Moving from just friends to lovers
You have been talking online for a while, and you feel it is time to take the next step. Everything seems perfect. You get along great, your dates are always epic, and you can truly see this girl or guy in your future. However, no matter how well you match your approach to the relationship defining conversation may either make or break your bond.
A DTR (define the relationship) talk is something that many people avoid. However, its value when it comes to creating stronger and more stable relationships cannot be ignored. The important thing is to handle the matter delicately and maturely. If you have no idea where to start in this case, here are a few tips that will come in handy.
How to handle the DTR conversation
Timing is everything
Defining the relationship is something you need to find the perfect time for. If you do it too early, it might seem like you are rushing things. On the other hand, if you wait too long, then you might end up getting too comfortable and simply never doing it at all. There is no set time as every relationship is different but a few weeks to a month would be a great option to consider.
Do not force or get forced into the conversation
While timing is very important you both need to be on the same page for it to work. Maybe you or your partner is not ready to settle down and needs a little more time before making such a big decision. There is absolutely nothing wrong with this. If either of you is hesitant, then you should have time to get your head in the game.
There is no right or wrong status
There is a common misconception that DTR talks should always lead to committed and exclusive relationships. The truth is that you can brand your relationship whatever your heart desires.
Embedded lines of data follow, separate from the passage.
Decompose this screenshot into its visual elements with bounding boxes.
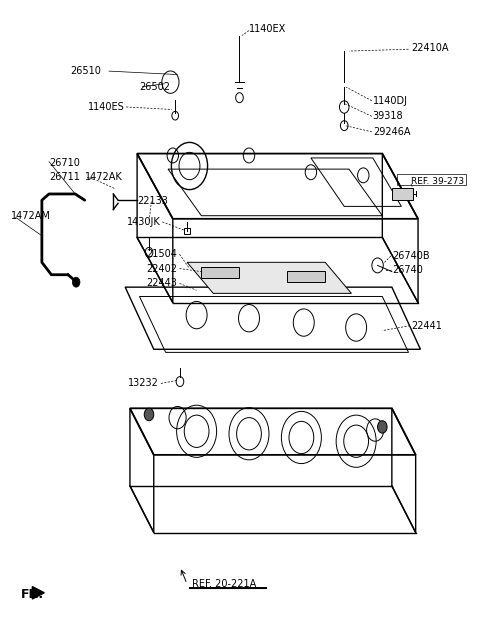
Text: 26510: 26510 (71, 66, 101, 76)
Polygon shape (32, 587, 44, 599)
Text: 13232: 13232 (128, 378, 158, 389)
Text: 29246A: 29246A (373, 127, 410, 137)
Text: 22443: 22443 (147, 278, 178, 288)
Text: 1472AM: 1472AM (11, 211, 51, 221)
Text: 1472AK: 1472AK (84, 172, 122, 182)
Text: 1140DJ: 1140DJ (373, 96, 408, 106)
Text: 26710: 26710 (49, 158, 80, 168)
Circle shape (378, 421, 387, 433)
Text: 22133: 22133 (137, 197, 168, 207)
Bar (184, 228, 191, 235)
Text: 21504: 21504 (147, 249, 178, 259)
Text: FR.: FR. (21, 588, 44, 601)
Text: 1140EX: 1140EX (249, 24, 286, 34)
Text: 1430JK: 1430JK (127, 217, 161, 227)
Circle shape (72, 277, 80, 287)
Text: 1140ES: 1140ES (88, 102, 125, 112)
Text: 26711: 26711 (49, 172, 80, 182)
Bar (396, 174, 466, 185)
Text: 22410A: 22410A (411, 43, 448, 53)
Polygon shape (287, 271, 325, 281)
Polygon shape (392, 188, 413, 200)
Polygon shape (202, 267, 240, 278)
Text: 26740: 26740 (392, 265, 423, 275)
Text: REF. 39-273: REF. 39-273 (411, 177, 464, 186)
Polygon shape (187, 262, 351, 293)
Text: 22441: 22441 (411, 321, 442, 331)
Text: 39318: 39318 (373, 111, 403, 121)
Text: 26740B: 26740B (392, 251, 430, 261)
Text: 26502: 26502 (140, 82, 170, 92)
Text: 22402: 22402 (146, 263, 178, 273)
Circle shape (144, 408, 154, 421)
Text: REF. 20-221A: REF. 20-221A (192, 579, 256, 589)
Whether you want to be friends with benefits or in a polyamorous arrangement, all that matters is that you both agree.
Consider not only your needs but also your partner’s
This conversation gives you a chance to voice your needs. However, do not be so focused on what you want that you forget your partner’s needs. If for some reasons they do not align, you may want to consider a healthy compromise.
Be open and vulnerable
The conversation is likely to seem very formal and awkward at first. However, do not let this hinder you from opening up. Let your partner know exactly how you feel about them and the relationship. This vulnerability is very important for a successful DTR talk.
Make it an open conversation and not a Q&A
One of the biggest mistakes you can make when handling this conversation is treating it like a question and answer session. Questions are of course inevitable, but they shouldn’t take up the bulk of the communication. So stick to the “I feel…” and “what do you think…” formats, and you should be good.
Include your hard limits and non-negotiables
Most people focus only on their needs and expectations while having the ‘define the relationship’ conversation and completely ignore hard limits. Later on, these issues that you failed to mention start to crop up and could spell doom for your relationship. Instead of exposing yourself to the risk of being caught off guard, make sure to express what you are not willing to put up within the relationship.
You need to conclude on the same page
Every DTR conversation needs to end with a definitive description of where the relationship stands. If someone random stopped and asked you what you are after you would have a one statement answer and “It’s complicated” is not it. If you are not on the same page about things like expectations, you may have to take a break and figure things out separately.
The DTR talk is one that you should have during your interactions with your significant other. It is the perfect way to increase the chances of getting what you want from the relationship. So do not shy away from it. It might seem a little awkward at first, but you will feel a lot more settled and at peace when you have it.